Клэр откладывает в сторону альбом. Я сажусь.
– Я тебя никогда не брошу, – говорит она, – даже несмотря на то, что ты меня всегда бросаешь.
– Но я никогда не хочу бросать тебя.
Клэр показывает мне набросок. Я видел его раньше, он висит в мастерской Клэр, в нашем доме, рядом с ее рабочим столом. На рисунке я такой спокойный. Клэр подписывает его и собирается ставить дату.
– Не надо,– говорю я.– На нем нет даты.
– Нет?
– Я видел его раньше. Даты нет.
– Хорошо.– Клэр стирает дату и вместо этого пишет: Медоуларк.
– Готово. – Она озадаченно смотрит на меня. – Ты никогда, возвращаясь в настоящее, не замечал, что что-то изменилось? В смысле, если бы я написала сейчас дату? Что бы произошло?
– Не знаю. Попробуй.
Мне самому любопытно. Клэр стирает слово Медоуларк и пишет: 11 сентября 1988 года.
– Вот так, – говорит она. – Это было нетрудно. Мы смотрим друг на друга, ужасно довольные.
– Даже если я нарушила пространственно-временное равновесие, это не очень заметно, – смеется Клэр.
– Я скажу тебе, если окажется, что ты стала причиной Третьей мировой войны.
Меня начинает трясти.
– Кажется, я ухожу, Клэр. Она целует меня, и я исчезаю.
13 ЯНВАРЯ 2000 ГОДА, ЧЕТВЕРГ(ГЕНРИ 36, КЛЭР 28)ГЕНРИ: После обеда я все еще думаю о рисунке Клэр, поэтому иду в ее мастерскую взглянуть. Клэр делает большую скульптуру из крошечных кусочков пурпурной бумаги; это что-то среднее между тряпичной куклой и птичьим гнездом. Я осторожно обхожу ее и становлюсь напротив ее стола. Рисунка нет.
Подходит Клэр, держа полную пригоршню манильской пеньки.

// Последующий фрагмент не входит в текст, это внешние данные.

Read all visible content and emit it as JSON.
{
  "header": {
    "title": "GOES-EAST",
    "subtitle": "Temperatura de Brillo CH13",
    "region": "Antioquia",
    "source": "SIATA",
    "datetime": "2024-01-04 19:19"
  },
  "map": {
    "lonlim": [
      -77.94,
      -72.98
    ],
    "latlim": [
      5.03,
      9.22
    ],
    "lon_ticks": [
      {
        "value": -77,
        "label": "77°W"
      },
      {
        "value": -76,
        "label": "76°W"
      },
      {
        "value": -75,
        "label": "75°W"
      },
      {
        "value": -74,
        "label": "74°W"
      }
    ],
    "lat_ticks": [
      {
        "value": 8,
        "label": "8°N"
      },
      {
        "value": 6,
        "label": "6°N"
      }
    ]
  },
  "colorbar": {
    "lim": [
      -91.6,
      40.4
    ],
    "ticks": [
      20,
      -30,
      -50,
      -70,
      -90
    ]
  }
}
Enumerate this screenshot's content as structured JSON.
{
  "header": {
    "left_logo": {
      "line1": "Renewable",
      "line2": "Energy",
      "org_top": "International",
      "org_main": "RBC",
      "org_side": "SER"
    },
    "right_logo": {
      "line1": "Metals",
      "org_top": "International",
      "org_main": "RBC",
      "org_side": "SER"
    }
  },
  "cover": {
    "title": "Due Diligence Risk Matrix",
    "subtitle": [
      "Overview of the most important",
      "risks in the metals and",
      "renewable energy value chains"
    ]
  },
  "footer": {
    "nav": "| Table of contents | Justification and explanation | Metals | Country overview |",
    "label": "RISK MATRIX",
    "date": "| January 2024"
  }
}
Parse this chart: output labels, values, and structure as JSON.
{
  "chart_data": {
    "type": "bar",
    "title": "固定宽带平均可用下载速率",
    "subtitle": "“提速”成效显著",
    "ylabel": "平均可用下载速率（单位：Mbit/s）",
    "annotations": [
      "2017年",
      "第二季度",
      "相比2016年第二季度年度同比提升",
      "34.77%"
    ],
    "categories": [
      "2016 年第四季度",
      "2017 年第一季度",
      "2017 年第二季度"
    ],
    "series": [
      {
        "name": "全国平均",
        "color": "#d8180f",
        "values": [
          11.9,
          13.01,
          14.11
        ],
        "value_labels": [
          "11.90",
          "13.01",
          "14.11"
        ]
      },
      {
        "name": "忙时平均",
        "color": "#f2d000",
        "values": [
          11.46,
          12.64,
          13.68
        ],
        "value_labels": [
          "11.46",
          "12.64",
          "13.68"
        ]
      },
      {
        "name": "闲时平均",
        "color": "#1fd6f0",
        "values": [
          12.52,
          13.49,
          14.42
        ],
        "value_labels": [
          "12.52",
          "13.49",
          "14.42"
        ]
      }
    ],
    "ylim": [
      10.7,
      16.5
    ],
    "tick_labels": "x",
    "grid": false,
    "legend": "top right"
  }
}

– Привет. – Она бросает все на пол и подходит ко мне.– Что случилось?
– Где рисунок, который раньше висел здесь? Там я нарисован.
– Что? А, не знаю. Может, упал. – Клэр ныряет под стол.– Что-то не видно. А, подожди, вот он.– Она появляется, держа рисунок двумя пальцами.– Фу, весь в паутине.